Он сам открывает нам дверь.
— А, это вы, джентльмены, большое спасибо, — говорит он. — Прошу следовать за мной.
Я чувствую, как солдат, несущий меня на руках, перемещает мое мокрое обмякшее и ставшее сразу тяжелым тело, и меня всю неожиданно пронизывает холод, меня охватывает дрожь. Очевидно, слишком долго я бежала под проливным дождем…
Меня трясет, но только не от страха.
Я вся горю, но не от гнева.
Я, кажется, вне себя, и сейчас, даже если бы мне представилась возможность защищаться, я, наверное, не знала бы, что и как должна делать. Просто удивительно, сколько раз за сегодня я уже могла бы встретить свой конец.

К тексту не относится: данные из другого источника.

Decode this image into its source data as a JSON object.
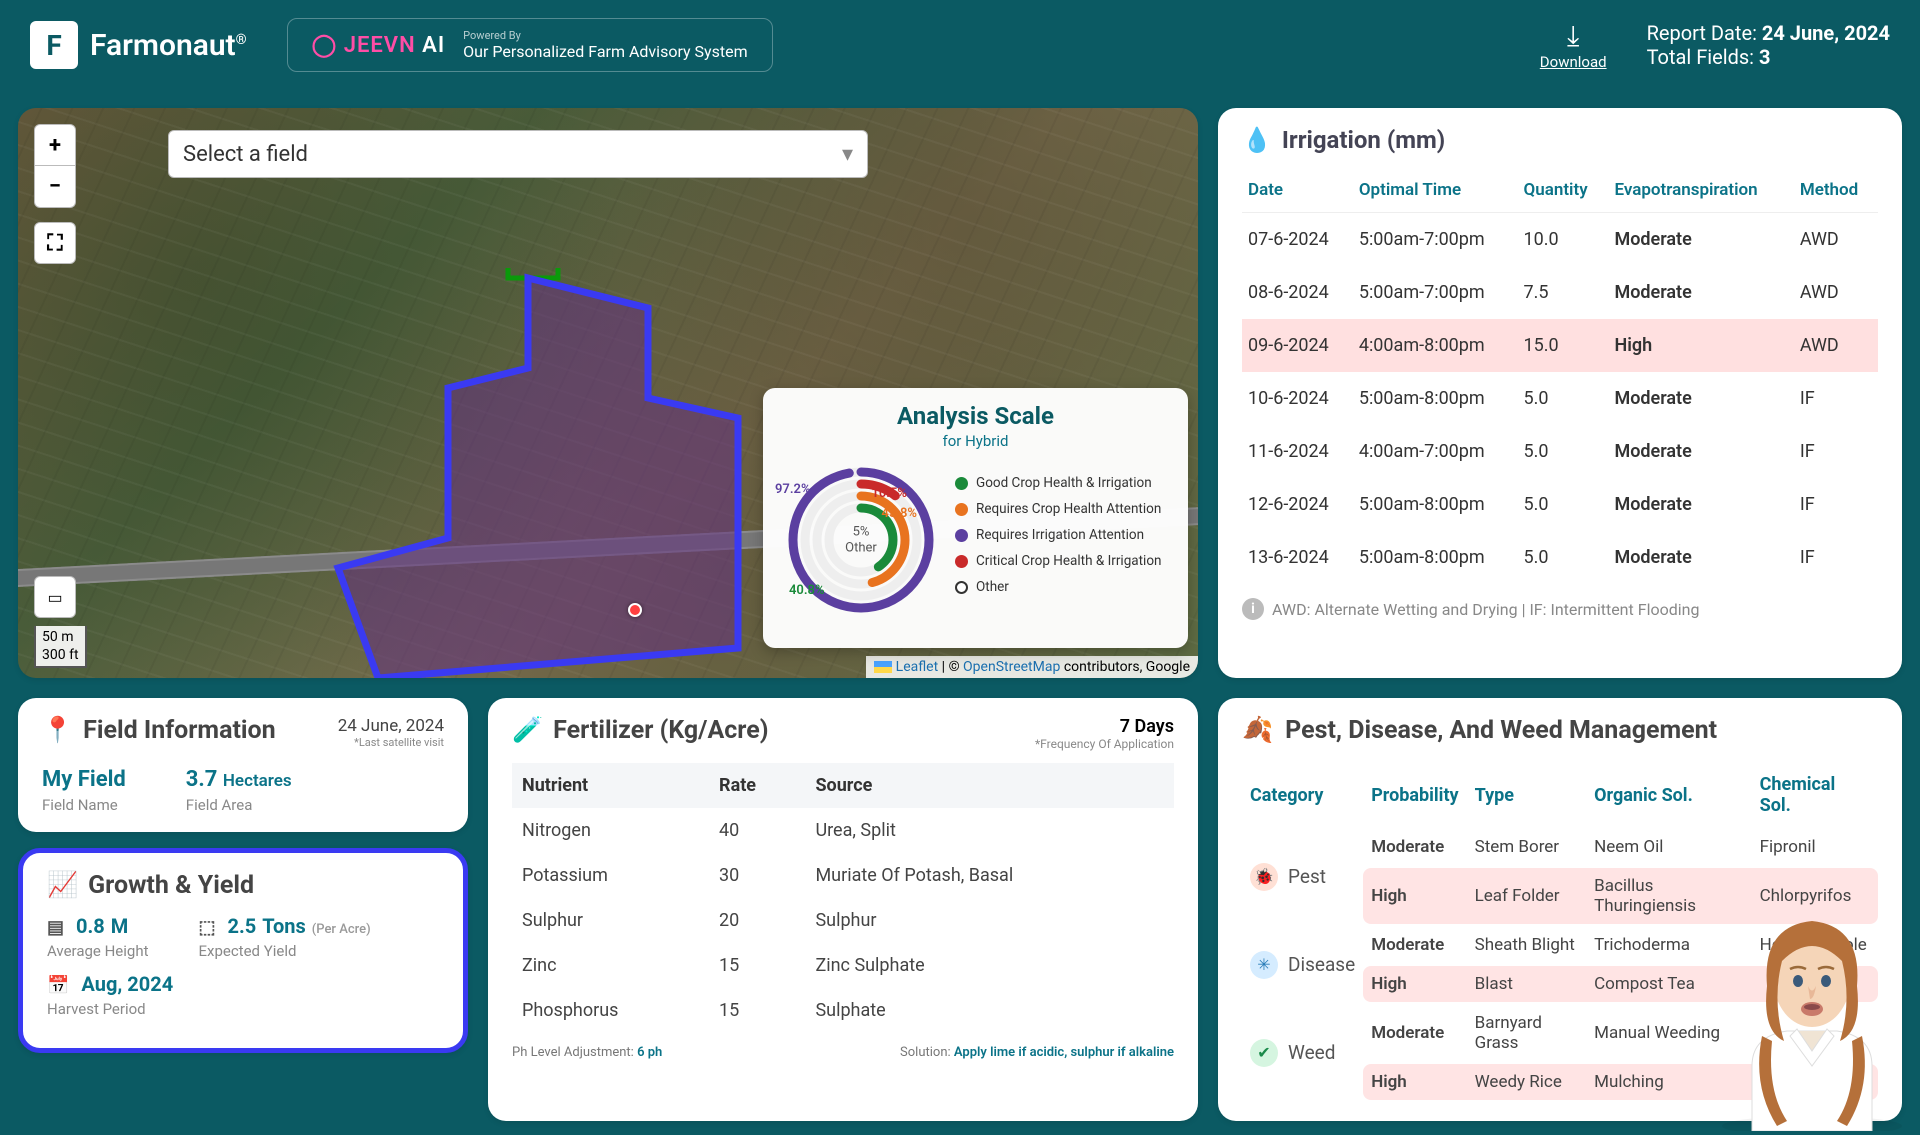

От Андерсона исходит аромат дорогого одеколона. Я чувствую этот запах, даже несмотря на то что нахожусь на руках совсем другого мужчины. Надо признаться, что этот запах мне нравится, и от этого я начинаю беспокоиться. Он закрывает за нами дверь, предварительно отправив остальных солдат заниматься их делами. По сути, это означает, что они отправятся снова убивать людей.
Теперь мне кажется, что у меня начались галлюцинации.
Я вижу зажженный камин, такой, о которых я читала в книгах, но наяву не встречала ни разу. Я вижу уютную гостиную с мягкими плюшевыми диванчиками. Пол украшает толстый ковер с восточным рисунком. На каминной полке стоят какие-то фотографии, которые со своего места я рассмотреть не могу, а Андерсон требует, чтобы я очнулась. Он говорит, что мне следует принять ванну, потому что, дескать, я успела сильно перепачкаться и, мол, так дела у нас не пойдут. Он еще добавляет, что я нужна ему проснувшаяся и адекватная, а то иначе будет совсем не интересно, и мне начинает казаться, что я окончательно сошла с ума.